Porque de lo contrario no dormirá. Tiene té en casa
realmente, pero le da pereza ponerse a hacerlo. También le ha dado pereza
hacerse la cena. A Matilda, a veces, le pesa incluso la misma idea de seguir
adelante, de esforzarse por llegar a tener una vida monótona y aburrida en una
ciudad que considera deprimente, pero al final siempre cede ante las presiones
sociales y sigue el camino que le han marcado. No queda otra después de todo.
Mira a Rick preparándole el té y piensa si no sería lo mejor
darle una oportunidad. Es alto, y no está mal. Ni muy feo ni muy guapo, pero
tirando a mono. Seguro que no lo hace mal en la cama y, total peor que su
exnovio no puede ser así que tampoco pasaría nada. Y es un buen tío, estudia un
curso por las tardes, trabaja por las noches y duerme por las mañanas. Todo un
trabajador, un ejemplo para la sociedad. Ha conocido a muchos como él: físicos
aceptables, personalidades agradables, vidas admirables e incluso cerebros a la
altura de las circunstancias. Y, sin embargo, no logra sentir nada por ninguno
de ellos. A veces, incluso, hasta se
siente mal. No por los chicos, sino por ella misma.
Cuando contempla sus ojos verdes, enrojecidos por el sueño,
Matilda entiende que decirle cualquier cosa será una pérdida de tiempo porque
se aburrirá de él a la segunda cita, como de costumbre, así que coge el trozo
de pizza que le acaba de dejar justo enfrente y le da un mordisco.
Mira por la ventana, ni rastro de los rebeldes con más
necesidad que causa, la lluvia cada vez es más fuerte y el vaho de las ventanas
apenas deja verla bien.

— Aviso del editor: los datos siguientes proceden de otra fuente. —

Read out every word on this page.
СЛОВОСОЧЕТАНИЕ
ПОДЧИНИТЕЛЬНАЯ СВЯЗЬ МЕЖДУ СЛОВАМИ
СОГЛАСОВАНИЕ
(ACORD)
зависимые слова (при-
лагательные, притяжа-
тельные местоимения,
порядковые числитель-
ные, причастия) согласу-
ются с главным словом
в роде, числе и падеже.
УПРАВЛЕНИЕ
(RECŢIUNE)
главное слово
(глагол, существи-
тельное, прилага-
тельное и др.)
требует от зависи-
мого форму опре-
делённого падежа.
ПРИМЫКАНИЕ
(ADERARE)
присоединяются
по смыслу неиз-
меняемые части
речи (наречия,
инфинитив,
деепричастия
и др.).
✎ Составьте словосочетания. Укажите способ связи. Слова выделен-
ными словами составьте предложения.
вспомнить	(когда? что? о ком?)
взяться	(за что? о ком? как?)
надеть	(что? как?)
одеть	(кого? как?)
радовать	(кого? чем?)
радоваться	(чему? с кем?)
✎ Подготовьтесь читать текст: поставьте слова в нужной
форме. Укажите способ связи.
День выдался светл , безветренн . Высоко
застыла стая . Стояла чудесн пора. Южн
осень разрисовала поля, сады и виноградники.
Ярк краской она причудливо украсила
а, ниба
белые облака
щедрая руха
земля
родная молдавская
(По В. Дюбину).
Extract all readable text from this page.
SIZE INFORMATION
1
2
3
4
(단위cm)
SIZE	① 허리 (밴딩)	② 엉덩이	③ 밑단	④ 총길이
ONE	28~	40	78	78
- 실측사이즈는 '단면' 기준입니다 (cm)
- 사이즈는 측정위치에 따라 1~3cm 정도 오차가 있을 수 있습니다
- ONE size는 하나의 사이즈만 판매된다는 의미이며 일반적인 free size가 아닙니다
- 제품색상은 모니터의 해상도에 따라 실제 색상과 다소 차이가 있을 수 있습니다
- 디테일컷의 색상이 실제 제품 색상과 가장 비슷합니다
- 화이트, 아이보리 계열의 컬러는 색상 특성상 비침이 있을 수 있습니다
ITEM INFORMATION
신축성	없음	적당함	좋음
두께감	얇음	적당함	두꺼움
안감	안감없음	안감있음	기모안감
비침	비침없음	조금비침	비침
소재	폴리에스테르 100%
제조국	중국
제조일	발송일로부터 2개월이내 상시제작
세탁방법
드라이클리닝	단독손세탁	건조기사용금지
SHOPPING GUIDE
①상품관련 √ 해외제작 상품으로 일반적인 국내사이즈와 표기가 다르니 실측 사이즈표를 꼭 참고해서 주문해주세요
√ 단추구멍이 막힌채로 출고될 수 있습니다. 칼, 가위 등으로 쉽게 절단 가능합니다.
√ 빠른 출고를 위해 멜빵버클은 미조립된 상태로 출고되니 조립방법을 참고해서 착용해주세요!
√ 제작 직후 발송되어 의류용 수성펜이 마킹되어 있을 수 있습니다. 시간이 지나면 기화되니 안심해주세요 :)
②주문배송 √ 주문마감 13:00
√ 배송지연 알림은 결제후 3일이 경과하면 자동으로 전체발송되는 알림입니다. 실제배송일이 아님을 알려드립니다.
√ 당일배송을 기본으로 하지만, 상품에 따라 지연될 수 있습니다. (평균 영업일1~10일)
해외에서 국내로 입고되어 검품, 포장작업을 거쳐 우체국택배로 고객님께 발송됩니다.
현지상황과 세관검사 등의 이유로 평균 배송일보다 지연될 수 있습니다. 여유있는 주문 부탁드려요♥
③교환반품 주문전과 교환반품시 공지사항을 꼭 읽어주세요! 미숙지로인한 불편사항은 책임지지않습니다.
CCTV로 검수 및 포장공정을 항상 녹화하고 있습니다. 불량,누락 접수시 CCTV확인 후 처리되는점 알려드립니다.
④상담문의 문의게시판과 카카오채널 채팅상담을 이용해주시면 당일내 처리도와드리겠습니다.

De repente, Matilda siente unas ganas irrefrenables de
beberse una buena copa y salir a la calle para mojarse, sencillamente,
abandonarse a las fuerzas de la naturaleza y que les lleven con ellas.
Se pregunta si los capitalenses parecerán igual de sombríos
cuando el tiempo les acompaña y recuerda, no sin soltar un par de maldiciones,
que mañana tiene una entrevista de trabajo a primera hora y el reloj marca ya
las cinco de la madrugada. Pero el trozo de pizza todavía está a mitad, Rick ha
dejado de acosarla con la mirada y las ganas de una buena copa empiezan a
treparle por la garganta.
Quizás el mar sea demasiado grande para ella, quizás no esté
hecha para la humedad que le cala hasta el tuétano. Puede que sea como esas
gotas de lluvia, que caen solitarias y se dejan arrastrar, sin más, hacia un
destino fatal. O puede que, sencillamente, necesite emborracharse. Pero son las
cinco de la madrugada, llueve, ya no queda nadie que pueda proporcionarle la
aventura de su vida con apenas unas hiervas y algo de maña. Todo se ha
terminado, el día, las ganas y la fe en que algo extraordinario pueda suceder.
Ya no queda nada más, solo ella, el tiempo que le retuerce el alma en una
melancolía muy propia y el aire cenizo y austero de una ciudad que desea
devorarla con sus gigantes de hierro y sus laderas de alquitrán.